Hmm, indeed. But that problem must have existed in all post-2.6.18
kernels then... And that shouldn't be a problem with fasteoi, as that
one calls ->eoi() even when INPROGRESS was set (other than level,
which calls unmask only when it wasn't set).
>> I do however agree that using handle_level_irq() is problematic
>> (see
> http://lists.xensource.com/archives/html/xen-devel/2010-04/msg01178.html),
>> but as said there I think using the fasteoi logic is preferable. No
>> matter whether using edge or level, the ->end() method will
>> never be called (whereas fasteoi calls ->eoi(), which would
>> just need to be vectored to the same function as ->end()).
>> Without end_pirq() ever called, you can't let Xen know of
>> bad PIRQs (so that it can disable them instead of continuing
>> to call the [now shortcut] handler in the owning domain).
>
> Not an opinion, just confused: Isn't all that dealt with in
> chip->disable?
With disable_pirq() being empty (at least in the branches I
looked at)?
Jan
On 08/25/2010 12:52 AM, Jan Beulich wrote:
> >>> On 24.08.10 at 23:35, Jeremy Fitzhardinge <[email protected]> wrote:
>> We worked out the root cause was that it was incorrectly treating Xen
>> events as level rather than edge triggered interrupts, which works fine
>> unless you're handling one interrupt, the interrupt gets migrated to
>> another cpu and then re-raised. This ends up losing the interrupt
>> because the edge-triggering of the second interrupt is lost.
> While this description would seem plausible at the first glance, it
> doesn't match up with unmask_evtchn() already taking care of
> exactly this case.
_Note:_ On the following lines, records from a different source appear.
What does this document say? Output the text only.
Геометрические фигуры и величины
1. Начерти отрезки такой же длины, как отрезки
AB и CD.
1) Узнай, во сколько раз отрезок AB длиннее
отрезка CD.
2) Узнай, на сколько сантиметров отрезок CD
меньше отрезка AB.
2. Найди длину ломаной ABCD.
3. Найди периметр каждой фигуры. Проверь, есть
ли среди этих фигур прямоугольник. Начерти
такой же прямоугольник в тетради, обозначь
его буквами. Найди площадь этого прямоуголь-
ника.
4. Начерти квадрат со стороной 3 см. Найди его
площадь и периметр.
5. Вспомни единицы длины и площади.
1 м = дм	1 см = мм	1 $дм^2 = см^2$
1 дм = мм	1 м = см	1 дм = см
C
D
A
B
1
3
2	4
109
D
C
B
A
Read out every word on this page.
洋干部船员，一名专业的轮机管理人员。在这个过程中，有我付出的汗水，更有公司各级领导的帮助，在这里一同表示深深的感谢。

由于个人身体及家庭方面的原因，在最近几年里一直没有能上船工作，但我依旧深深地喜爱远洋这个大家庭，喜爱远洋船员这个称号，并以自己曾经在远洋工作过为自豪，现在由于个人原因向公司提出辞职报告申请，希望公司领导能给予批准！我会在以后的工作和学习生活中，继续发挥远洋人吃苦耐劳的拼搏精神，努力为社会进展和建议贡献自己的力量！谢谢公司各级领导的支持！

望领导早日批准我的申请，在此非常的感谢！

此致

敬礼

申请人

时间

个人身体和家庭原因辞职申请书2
Or are you implicitly saying that this code is
> broken in some way (if so, how, and shouldn't it then be that
> code that needs fixing, or removing if you want to stay with the
> edge handling)?
>
> I do however agree that using handle_level_irq() is problematic
> (see http://lists.xensource.com/archives/html/xen-devel/2010-04/msg01178.html),
> but as said there I think using the fasteoi logic is preferable. No
> matter whether using edge or level, the ->end() method will
> never be called (whereas fasteoi calls ->eoi(), which would
> just need to be vectored to the same function as ->end()).
> Without end_pirq() ever called, you can't let Xen know of
> bad PIRQs (so that it can disable them instead of continuing
> to call the [now shortcut] handler in the owning domain).
Note that this patch is specifically for upstream Xen, which doesn't
have any pirq support in it at present.
However, I did consider using fasteoi, but I couldn't see how to make
it work. The problem is that it only does a single call into the
irq_chip for EOI after calling the interrupt handler, but there is no
call beforehand to ack the interrupt (which means clear the event flag
in our case). This leads to a race where an event can be lost after the
interrupt handler has returned, but before the event flag has been
cleared (because Xen won't set pending or call the upcall function if
the event is already set). I guess I could pre-clear the event in the
upcall function, but I'm not sure that's any better.
In the dom0 kernels, I followed the example of the IOAPIC irq_chip
implementation, which does the hardware EOI in the ack call at the start
of handle_edge_irq, can did the EOI hypercall (when necessary) there. I
welcome a reviewer's eye on this though.
>> The other change changes IPI and VIRQ event sources to use
>> handle_percpu_irq, because treating them as level is also wrong, and
>> they're actually inherently percpu events, much like LAPIC vectors.
> This doesn't seem right for the general VIRQ case: global ones
> should not be disallowed migration between CPUs. Since in your
> model the requestor has to pass IRQF_PERCPU anyway,
> shouldn't you make the selection of the handler dependent
> upon this flag?
I was thinking specifically of the timer, debug and console virqs. The
last is the only one which could conceivably be non-percpu, but in
practice I think it would be a bad idea to put it on anything other than
cpu0. What other global virqs are there? Nothing that's high-frequency
enough to be worth migrating?
But yes, if necessary, I could make it depend on the IRQF_PERCPU flag.
J